打倒フェラーリ&ランボ! 新型「コルベット」はお値段半分以下でスーパースポーツとして一級品でした
グランツーリスモの資質も兼ね備えた「コルベット」
高速道路に入っても、心地好い乗り味は何ら変わらない。少なくとも交通の流れに乗ってる限りは風切り音やロードノイズが気になることはないし、足腰も柔軟なダンピングを見せてドライバーの疲れを最小限に保とうとしてくれる。

●イタリアン スーパーカーとは違う加速
100km/h巡航での8速DCTのトップギアでは、エンジンの回転数は1300rpmほどで、サウンドは唸り声にすら感じられないくらいジェントルだ。その領域でもV8プッシュロッドは鈍重な感じがしないどころか逆にチカラを余らせてる感じで、そこからゆるっとアクセルペダルを踏み込んで行くと実に自然にスルッと加速を開始する。クルージングにまつわる能力の諸々はとても高く、このまま大阪まで行って帰ってこいといわれても涼しい顔でこなせてしまいそう。良質なグランツーリスモであることに、疑いの余地は微塵もない。
が、モードをスポーツに据え、パドルを指先で弾いて積極的にギアをシフトしていくような走り方に切り換えると、このクルマは予想どおり、また違った貌を見せはじめる。当然だろう。これはコルベットなのだ。代が変わってもレイアウトが変わっても、眠たいクルマへと身を持ち崩すようなことがあるわけもない。

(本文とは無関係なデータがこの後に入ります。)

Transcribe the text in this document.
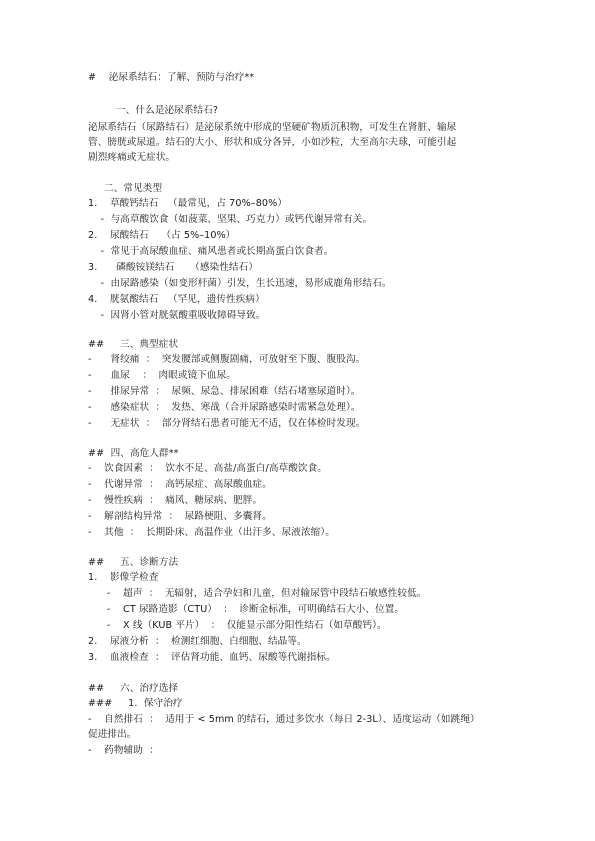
#    泌尿系结石：了解、预防与治疗**
一、什么是泌尿系结石?
泌尿系结石（尿路结石）是泌尿系统中形成的坚硬矿物质沉积物，可发生在肾脏、输尿
管、膀胱或尿道。结石的大小、形状和成分各异，小如沙粒，大至高尔夫球，可能引起
剧烈疼痛或无症状。
二、常见类型
1.    草酸钙结石   （最常见，占 70%–80%）
-  与高草酸饮食（如菠菜、坚果、巧克力）或钙代谢异常有关。
2.    尿酸结石    （占 5%–10%）
-  常见于高尿酸血症、痛风患者或长期高蛋白饮食者。
3.      磷酸铵镁结石     （感染性结石）
-  由尿路感染（如变形杆菌）引发，生长迅速，易形成鹿角形结石。
4.    胱氨酸结石   （罕见，遗传性疾病）
-  因肾小管对胱氨酸重吸收障碍导致。
##     三、典型症状
-      肾绞痛  ：  突发腰部或侧腹剧痛，可放射至下腹、腹股沟。
-      血尿    ：  肉眼或镜下血尿。
-      排尿异常  ：  尿频、尿急、排尿困难（结石堵塞尿道时）。
-      感染症状  ：  发热、寒战（合并尿路感染时需紧急处理）。
-      无症状  ：  部分肾结石患者可能无不适，仅在体检时发现。
##  四、高危人群**
-    饮食因素  ：  饮水不足、高盐/高蛋白/高草酸饮食。
-    代谢异常  ：  高钙尿症、高尿酸血症。
-    慢性疾病  ：  痛风、糖尿病、肥胖。
-    解剖结构异常  ：  尿路梗阻、多囊肾。
-    其他  ：  长期卧床、高温作业（出汗多、尿液浓缩）。
##     五、诊断方法
1.    影像学检查
-    超声  ：  无辐射，适合孕妇和儿童，但对输尿管中段结石敏感性较低。
-    CT 尿路造影（CTU）  ：  诊断金标准，可明确结石大小、位置。
-    X 线（KUB 平片）  ：  仅能显示部分阳性结石（如草酸钙）。
2.    尿液分析  ：  检测红细胞、白细胞、结晶等。
3.    血液检查  ：  评估肾功能、血钙、尿酸等代谢指标。
##     六、治疗选择
###     1.  保守治疗
-    自然排石  ：  适用于 < 5mm 的结石，通过多饮水（每日 2-3L）、适度运动（如跳绳）
促进排出。
-    药物辅助  ：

まず最初に心惹かれるのは、加速だ。全域まるまるパワーバンドなのか? と感じられるほど、どの回転域から踏み込んでも加速Gが立ち上がる。速度も伸びていく。とはいえもっとも美味しいのは中速域からトップエンドの間であることは間違いなく、グッと盛り上がったかと思えばドーン! と弾けていくかのように、6500rpm近くまで一気に吹け上がっていく。イタリアンスーパーカーのそれを剣に例えるとしたら、こちらは鉈。それも大鉈でズバッと仕留めるような感じというか何というか。
しかもエンジンの回転が上がるにしたがって、大鉈に漲る力に強靱さが増していくような感覚すらある。そのときのサウンドは、いかにも高度にチューンナップされたアメリカンV8特有といえる類の快音。無条件で魂が揺さぶられる。それを耳にしながら腰で感じる加速力はまさしく怒濤の勢いといいたくなるレベルで、とてもじゃないけどたった500ps(!)のクルマには思えない。
後でデータを見てみたら、新しいコルベットの0-97km/h加速は2.9秒。659psを誇った先代の「Z06」と同タイムだ。もちろん加速中にも感じられるところではあるのだけど、ミドシップ化がもたらした過去最高のトラクション性能が想像以上に効いている、ということの証である。猛烈に刺激的なのだ。